That was my reaction. Parasite starts as a sardonic black comedy about the relations between a poor family and a rich one in present day Seoul before veering off in an entirely unexpected, much darker, almost surreal direction.
The protagonists are the impoverished Kim family. Dad is a Micawber like optimistic fatalist, who has failed at numerous jobs but always expects something to turn up. Mom is solid and practical, a one-time high school track star, who keeps things together. The mid-20s daughter and college-age son are smart, quick, glib and nervy, willing to do whatever it takes, but they don't seem to have found their footing. They don't always agree, but they stick together.
The Kims live in a cramped, squalid basement apartment in the kind of neighborhood where drunks piss in the street. The scrape up a little money folding boxes for neighborhood pizzeria, none too competently. As we meet them, they have just lost free wi-fi because the neighbor upstairs has passworded her router. Dad advises the kids to hold their phones up and move around the apartment to see if they can catch a signal. They do, up on the ledge where the toilet sits. That's Dad's strategy for life in a nutshell.
Deliverance arrives in the form of Son's high school buddy Min, now in college. Min has a gig tutoring English to the 15 year old daughter of a very rich family. He's going to study abroad for a year, and he wants Son to hold his place till he gets back. Min intends to start dating the girl when she's old enough, and he figures Son will be a harmless substitute. Son did well on the English part of the college entrance exam, and Min assures him that he can bs his way through.

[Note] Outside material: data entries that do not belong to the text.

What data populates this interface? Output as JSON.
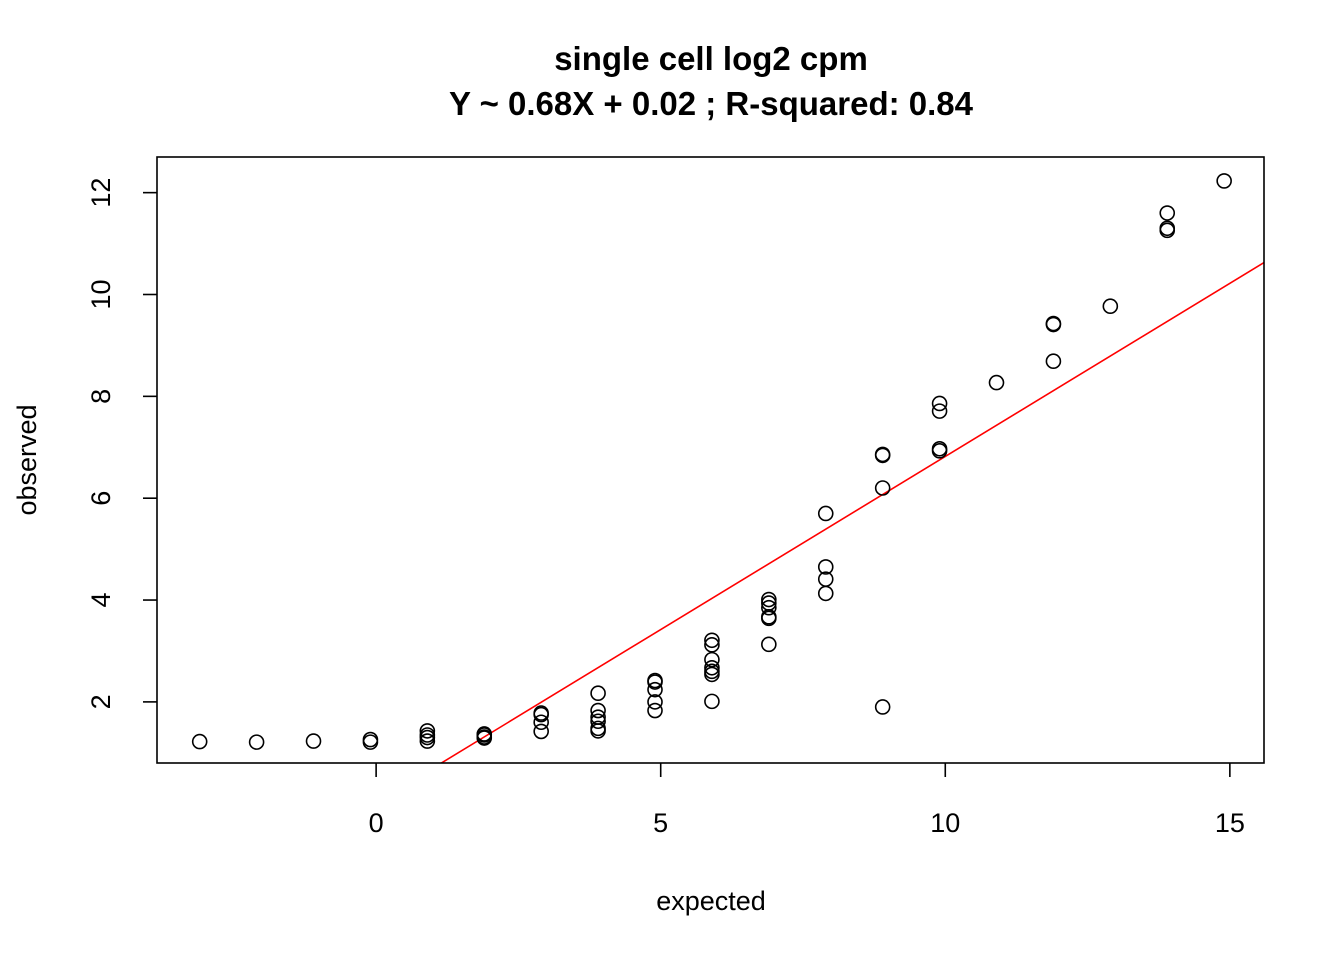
{
  "chart_data": {
    "type": "scatter",
    "title": "single cell log2 cpm",
    "subtitle": "Y ~ 0.68X + 0.02 ; R-squared: 0.84",
    "xlabel": "expected",
    "ylabel": "observed",
    "xlim": [
      -3.85,
      15.6
    ],
    "ylim": [
      0.8,
      12.7
    ],
    "xticks": [
      0,
      5,
      10,
      15
    ],
    "yticks": [
      2,
      4,
      6,
      8,
      10,
      12
    ],
    "grid": false,
    "colors": {
      "points": "#000000",
      "fit_line": "#ff0000",
      "frame": "#000000"
    },
    "fit_line": {
      "slope": 0.68,
      "intercept": 0.02,
      "color": "#ff0000"
    },
    "points": [
      [
        -3.1,
        1.22
      ],
      [
        -2.1,
        1.21
      ],
      [
        -1.1,
        1.23
      ],
      [
        -0.1,
        1.21
      ],
      [
        -0.1,
        1.26
      ],
      [
        0.9,
        1.23
      ],
      [
        0.9,
        1.3
      ],
      [
        0.9,
        1.35
      ],
      [
        0.9,
        1.43
      ],
      [
        1.9,
        1.29
      ],
      [
        1.9,
        1.31
      ],
      [
        1.9,
        1.35
      ],
      [
        1.9,
        1.37
      ],
      [
        2.9,
        1.42
      ],
      [
        2.9,
        1.6
      ],
      [
        2.9,
        1.75
      ],
      [
        2.9,
        1.78
      ],
      [
        3.9,
        1.43
      ],
      [
        3.9,
        1.48
      ],
      [
        3.9,
        1.62
      ],
      [
        3.9,
        1.7
      ],
      [
        3.9,
        1.83
      ],
      [
        3.9,
        2.17
      ],
      [
        4.9,
        1.83
      ],
      [
        4.9,
        2.0
      ],
      [
        4.9,
        2.24
      ],
      [
        4.9,
        2.39
      ],
      [
        4.9,
        2.42
      ],
      [
        5.9,
        2.01
      ],
      [
        5.9,
        2.54
      ],
      [
        5.9,
        2.6
      ],
      [
        5.9,
        2.67
      ],
      [
        5.9,
        2.83
      ],
      [
        5.9,
        3.12
      ],
      [
        5.9,
        3.21
      ],
      [
        6.9,
        3.13
      ],
      [
        6.9,
        3.64
      ],
      [
        6.9,
        3.67
      ],
      [
        6.9,
        3.85
      ],
      [
        6.9,
        3.94
      ],
      [
        6.9,
        4.01
      ],
      [
        7.9,
        4.13
      ],
      [
        7.9,
        4.41
      ],
      [
        7.9,
        4.65
      ],
      [
        7.9,
        5.7
      ],
      [
        8.9,
        1.9
      ],
      [
        8.9,
        6.2
      ],
      [
        8.9,
        6.84
      ],
      [
        8.9,
        6.86
      ],
      [
        9.9,
        6.93
      ],
      [
        9.9,
        6.97
      ],
      [
        9.9,
        7.71
      ],
      [
        9.9,
        7.86
      ],
      [
        10.9,
        8.27
      ],
      [
        11.9,
        8.69
      ],
      [
        11.9,
        9.41
      ],
      [
        11.9,
        9.43
      ],
      [
        12.9,
        9.77
      ],
      [
        13.9,
        11.26
      ],
      [
        13.9,
        11.3
      ],
      [
        13.9,
        11.6
      ],
      [
        14.9,
        12.23
      ]
    ]
  }
}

The rich family, named Park, live in a gorgeous, spacious modern mansion on a hill, formerly the home of a renowned modern architect who has since moved on to bigger things in Paris. The father is the kind of Korean global businessman who has been the subject of an admiring profile in the New York Times. Mrs. Park is described by Min as "slow," which isn't quite right. She's an oblivious but nice lady, more ornamental than useful, who depends on a middle aged housekeeper and who dotes on and spoils her hyperactive 8 year old son. You might call her street dumb. The same is true of her husband, who knows his way around business but is not as worldly wise as he thinks he is.

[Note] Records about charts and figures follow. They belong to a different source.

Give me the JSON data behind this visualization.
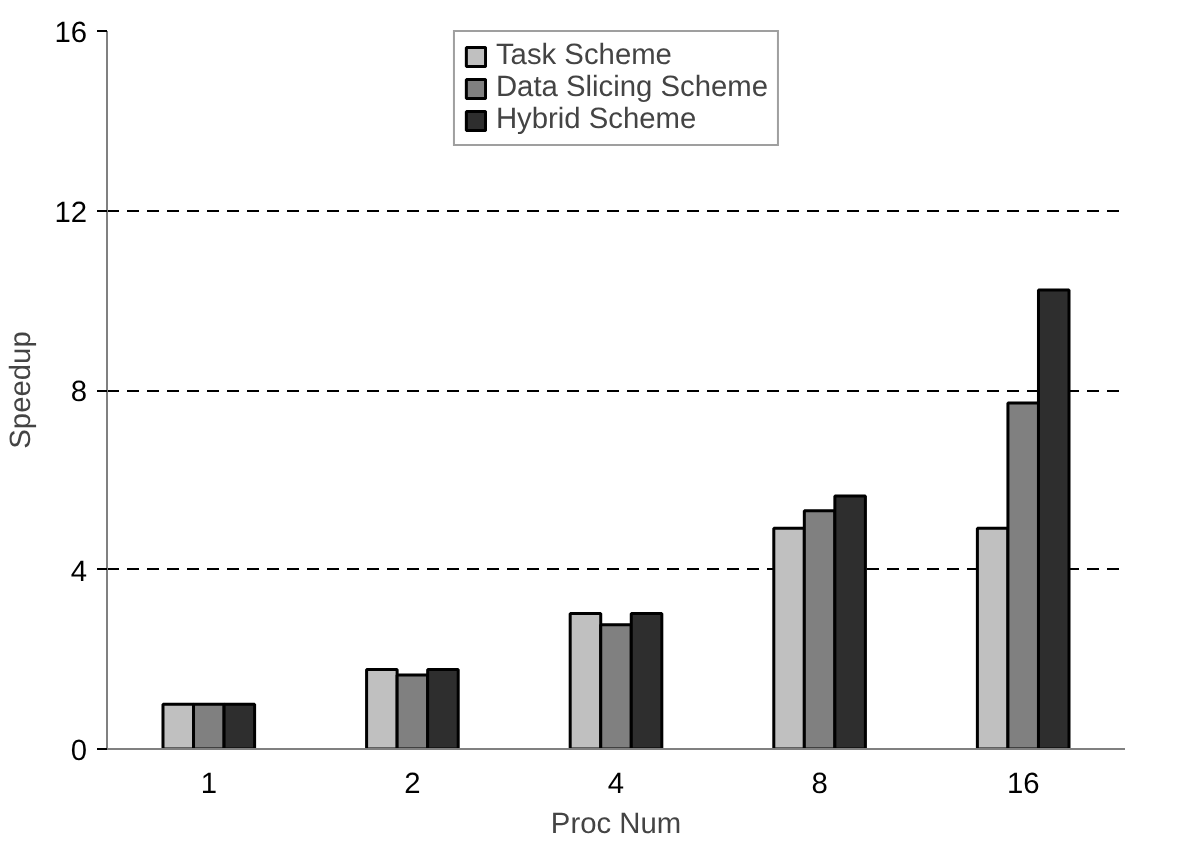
{
  "chart_data": {
    "type": "bar",
    "xlabel": "Proc Num",
    "ylabel": "Speedup",
    "categories": [
      "1",
      "2",
      "4",
      "8",
      "16"
    ],
    "series": [
      {
        "name": "Task Scheme",
        "color": "#c0c0c0",
        "values": [
          1.0,
          1.77,
          3.02,
          4.92,
          4.92
        ]
      },
      {
        "name": "Data Slicing Scheme",
        "color": "#808080",
        "values": [
          1.0,
          1.65,
          2.77,
          5.31,
          7.71
        ]
      },
      {
        "name": "Hybrid Scheme",
        "color": "#2e2e2e",
        "values": [
          1.0,
          1.77,
          3.02,
          5.64,
          10.23
        ]
      }
    ],
    "ylim": [
      0,
      16
    ],
    "yticks": [
      0,
      4,
      8,
      12,
      16
    ],
    "grid": "y",
    "legend": "top"
  }
}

The Parks are insulated from the realities of everyday life by a thick cushion of money, and they think the world works the way it's supposed to. Park is always concerned that the family servants "don't cross the line" into familiarity. He and his wife assume that anything American is automatically first class and, to show their sophistication, they pepper their Korean conversation with scraps of English the way Miss Piggy uses French.
With the help of a diploma forged by Daughter Kim on Photoshop, Son aces his interview with Mrs. Park and gets hired to give English lessons 2 or 3 afternoons a week. In short order, he and the girl are also making out when Mom's back is turned. Son sees the boy's weird paintings pinned up on the fridge. He suggests to Mrs. Park that the boy could use art therapy and that he just happens to know an American trained art therapist. Mrs. Park swallows the bait, Daughter Kim bluffs her way through the interview with a combination of arrogance and art therapy buzz words she's picked up on the internet, and in short order she's having regular sessions with the little boy. Now that they're through the Parks' gate, the Kim kids manipulate things so that the chauffeur gets fired and is replaced by Dad, and the housekeeper gets fired and is replaced by Mom. They never let on that they're all related. The Parks don't have a clue. When the little boy notices that the new driver smells just like his art teacher, Mr. Park brushes it off because all the people who ride the subway smell the same."

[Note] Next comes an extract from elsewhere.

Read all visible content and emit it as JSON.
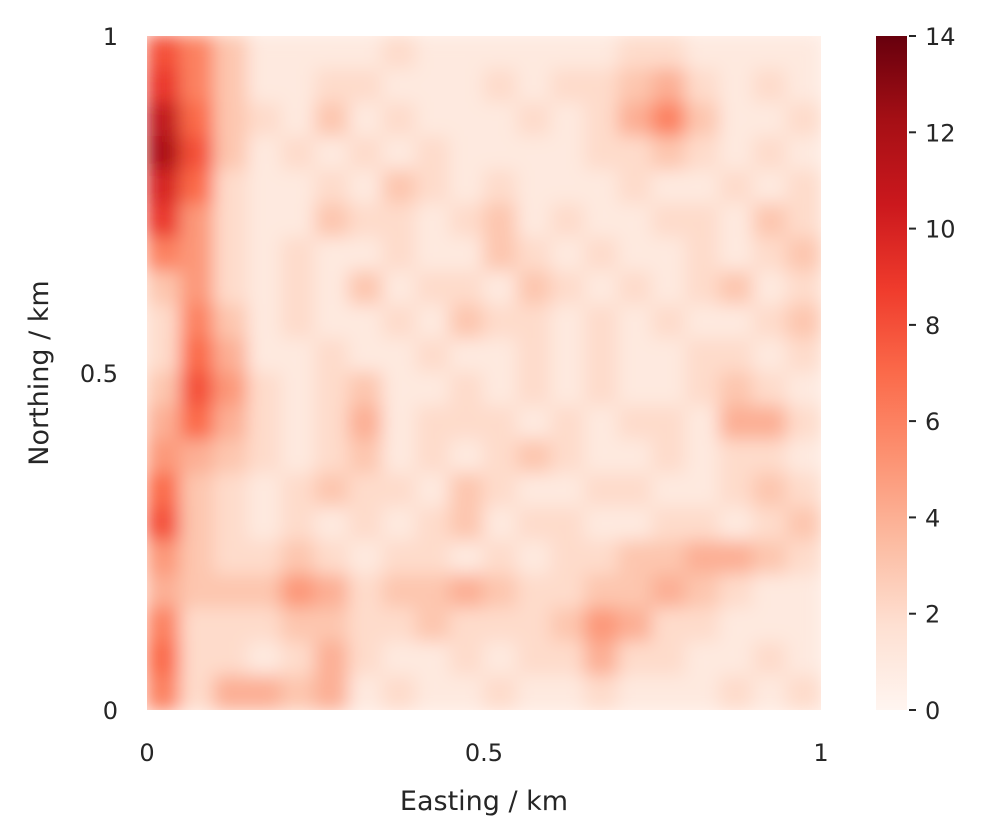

At the halfway point, this has just been an amusing and quite enjoyable story of the clever, scrappy poor putting one over on the clueless, entitled rich. The Kims are making a very good living off the Parks and eating better than they have in a long time. Of course we know that the Kims will somehow screw up this honeypot and be threatened with discovery and disaster. Things do spiral out of control, but in a completely unexpected way. I can't say how without a major spoiler; let's just say that the Park mansion conceals some extraordinary secrets and that the injuries that the Kims have inflicted come back to haunt them. Their struggle to stave off detection starts as slapstick but gets more and more desperate, and it builds to a climax that you don't see coming but is completely foreshadowed and leaves you wrung out. Definitely worth it.
One sidelight for American viewers. Mr. Kim and one other character have each gone broke in the "Taiwanese Cake" business. I googled that. It turns out that there is a pattern in South Korean life of fads giving rise to a large number number of opportunistic but undercapitalized small businesses that fail when the fad runs its course. Taiwanese Cake was one of them, the equivalent of the US cupcake fad of 10 years ago.